Implementation: Broker-side — accepts a search_peers message, runs multi-field matching against the in-memory peer list + skills table. No external search engine needed for <500 peers; for larger meshes, wire into the existing Qdrant vector store (already available via vector_search).
Effort: Half day.
22. Mesh telemetry and debugging
A structured logging system where peers report errors, warnings, and debug info to the broker. Goes beyond the audit log (which tracks events) — this tracks operational health.
What peers report:
- Errors: tool failures, connection drops, unhandled exceptions
- Warnings: high context usage, slow responses, retry patterns
- Debug: decision traces, task reasoning, why a particular approach was chosen
- Performance: response latency per tool call, message round-trip times
Broker storage: Structured logs indexed by mesh, peer, timestamp, severity. Retained for N days (configurable). Queryable via WS messages.

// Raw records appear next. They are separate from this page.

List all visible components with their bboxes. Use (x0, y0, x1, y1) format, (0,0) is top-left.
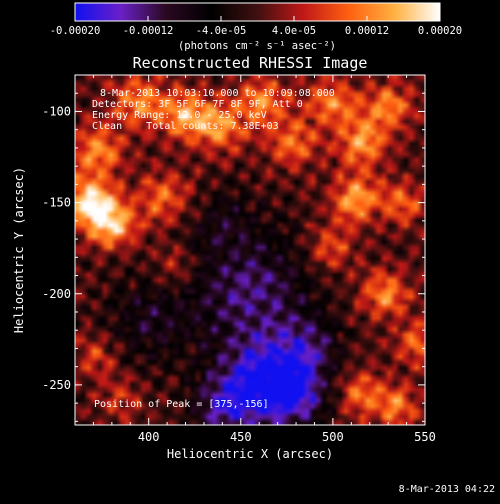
footer-timestamp: 8-Mar-2013 04:22 (399, 484, 495, 495)
annotation-method-counts: Clean Total counts: 7.38E+03 (92, 121, 279, 132)
y-tick-label: -150 (42, 196, 71, 210)
colorbar-tick-label: -4.0e-05 (196, 25, 247, 37)
annotation-peak-position: Position of Peak = [375,-156] (94, 399, 269, 410)
annotation-detectors: Detectors: 3F 5F 6F 7F 8F 9F, Att 0 (92, 99, 303, 110)
y-tick-label: -100 (42, 104, 71, 118)
colorbar-tick-label: -0.00012 (123, 25, 174, 37)
colorbar-tick-label: 4.0e-05 (272, 25, 316, 37)
plot-title: Reconstructed RHESSI Image (133, 54, 368, 72)
heatmap-image (75, 75, 425, 425)
colorbar-tick-label: 0.00012 (345, 25, 389, 37)
colorbar-frame (74, 2, 441, 22)
colorbar-units-label: (photons cm⁻² s⁻¹ asec⁻²) (178, 40, 336, 52)
annotation-block: 8-Mar-2013 10:03:10.000 to 10:09:08.000 … (92, 88, 335, 410)
y-axis-label: Heliocentric Y (arcsec) (12, 167, 26, 333)
colorbar-ticks: -0.00020 -0.00012 -4.0e-05 4.0e-05 0.00012 0.… (50, 16, 462, 37)
annotation-time-range: 8-Mar-2013 10:03:10.000 to 10:09:08.000 (100, 88, 335, 99)
axis-ticks: 400 450 500 550 -100 -150 -200 -250 (42, 74, 436, 444)
plot-frame (74, 74, 426, 426)
x-tick-label: 550 (414, 430, 436, 444)
y-tick-label: -200 (42, 287, 71, 301)
x-tick-label: 450 (230, 430, 252, 444)
colorbar-gradient (75, 3, 440, 21)
colorbar-tick-label: 0.00020 (418, 25, 462, 37)
x-tick-label: 400 (138, 430, 160, 444)
heatmap-raster (75, 75, 425, 425)
colorbar: -0.00020 -0.00012 -4.0e-05 4.0e-05 0.00012 0.… (50, 2, 462, 52)
x-tick-label: 500 (322, 430, 344, 444)
x-axis-label: Heliocentric X (arcsec) (167, 447, 333, 461)
colorbar-tick-label: -0.00020 (50, 25, 101, 37)
y-tick-label: -250 (42, 378, 71, 392)
annotation-energy-range: Energy Range: 12.0 - 25.0 keV (92, 110, 267, 121)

AI self-analysis: Peers query their own logs to identify patterns: "I've hit this error 3 times in the last hour — what's common?" The mesh becomes self-diagnosing. Leads can query team-wide logs: "Which peers are seeing errors in the deploy flow?"

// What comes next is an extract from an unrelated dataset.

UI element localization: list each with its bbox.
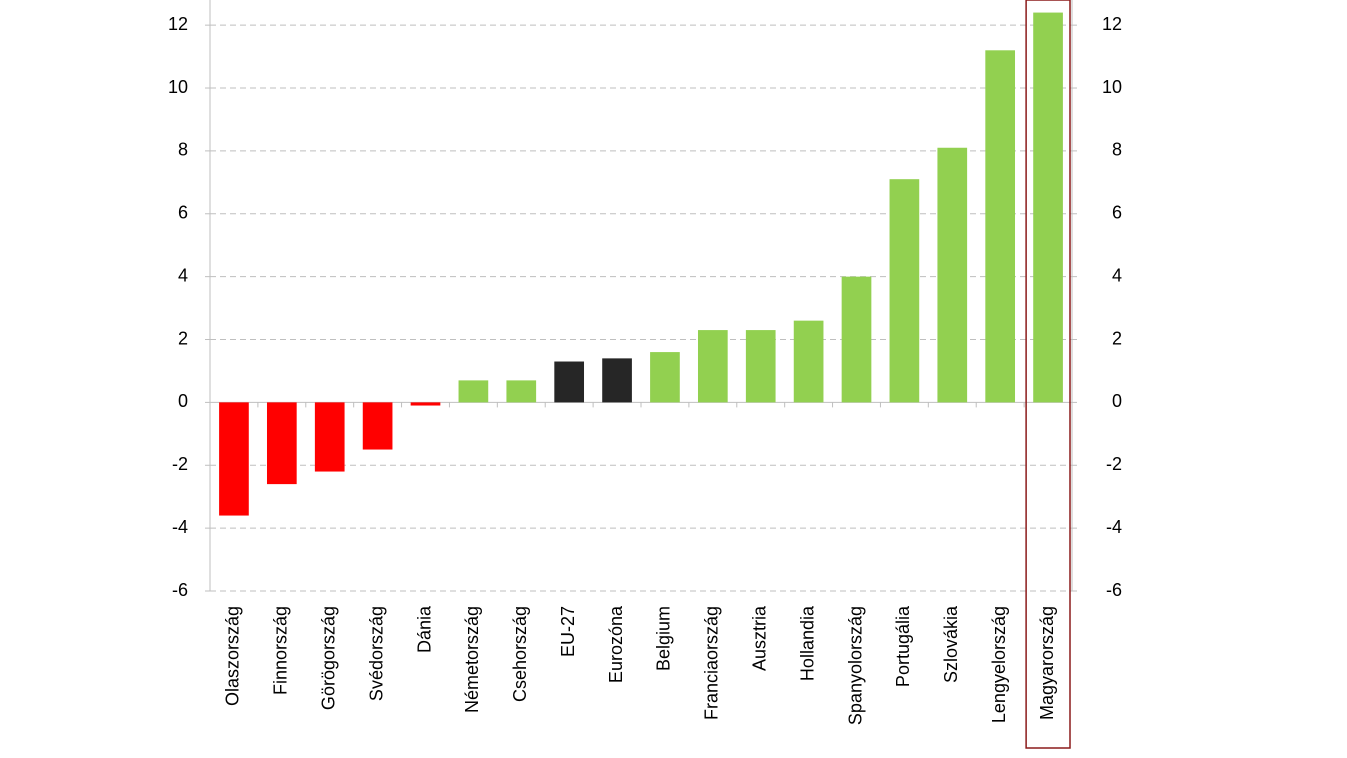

Reporting: Aggregated metrics per peer, per mesh, per time window. Error rates, common failure modes, response time percentiles. Surfaced in the dashboard or via mesh_report(timeframe: "24h").
MCP tools:
mesh_log(level, message, data?)— report a log entrymesh_logs(query?, peer?, level?, last?)— query logsmesh_report(timeframe?)— aggregated health report
Effort: 1-2 days.
Suggested build order
| # | Feature | Effort | Unlocks | Status |
|---|---|---|---|---|
| 1 | Session path sharing | 30 min | File referencing across sessions | DONE 810f372 |
| 2 | Peer metadata (type/channel/model) | 1 hour | Connectors, humans, smart routing | DONE 810f372 |
| 3 | System notifications | 2 hours | Reactive mesh, awareness | DONE 453705a |
| 4 | Cron reminders | 2 hours | Persistent scheduling | DONE e873807 |
| 5 | Mesh templates | Half day | Better onboarding | DONE 69e93d4 |
| 6 | Default personal mesh | Half day | Zero-config start | DONE b0dc538 |
| 7 | Inbound webhooks | Half day | External integrations | DONE b55cf26 |
| 8 | Skills catalog | 1 day | Knowledge marketplace | DONE c8cb1e3 |
| 9 | Shared project files | 1 day | Cross-session file access | DONE 504111c |
| 10 | Slack connector | 1-2 days | Reach beyond Claude Code | DONE 5563f90 |
| 11 | Mesh MCP proxy | 2-3 days | Dynamic tools without restart | DONE 08e289a |
| 12 | Dashboard (real-time) | 2-3 days | Visual situational awareness | DONE 59332dc + 7d432b3 |
| 13 | Human peers (web chat) | 2-3 days | Humans in the loop | |
| 14 | Simulation clock (heartbeat x1-x100) | 2 days | AI-driven load testing | DONE 05d9b56 |
| 15 | Sandboxes (E2B) | 2-3 days | Shared compute | |
| 16 | Signed audit log | 3-5 days | Trust, compliance | DONE 86a2583 |
| 17 | Bridge / federation | 1-2 weeks | Multi-mesh coordination | |
| 18 | Peer visibility + profiles | 2-3 days | Simulation fog-of-war, org scoping | DONE (types.ts/index.ts) |
| 19 | Semantic peer search | Half day | Discovery in large meshes | |
| 20 | Peer stats reporting | Half day | Resource awareness, load balancing | DONE b3b9972 |
| 21 | SDK (@claudemesh/sdk) | 1 day | Non-Claude-Code clients | DONE 7e102a2 |
| 22 | Telegram connector | 1-2 days | Reach beyond Claude Code | DONE fe92853 |
| 23 | Mesh telemetry + debugging | 1-2 days | Self-diagnosing mesh |
This document captures a brainstorming session. Items are not commitments. Priorities will shift as we build and learn.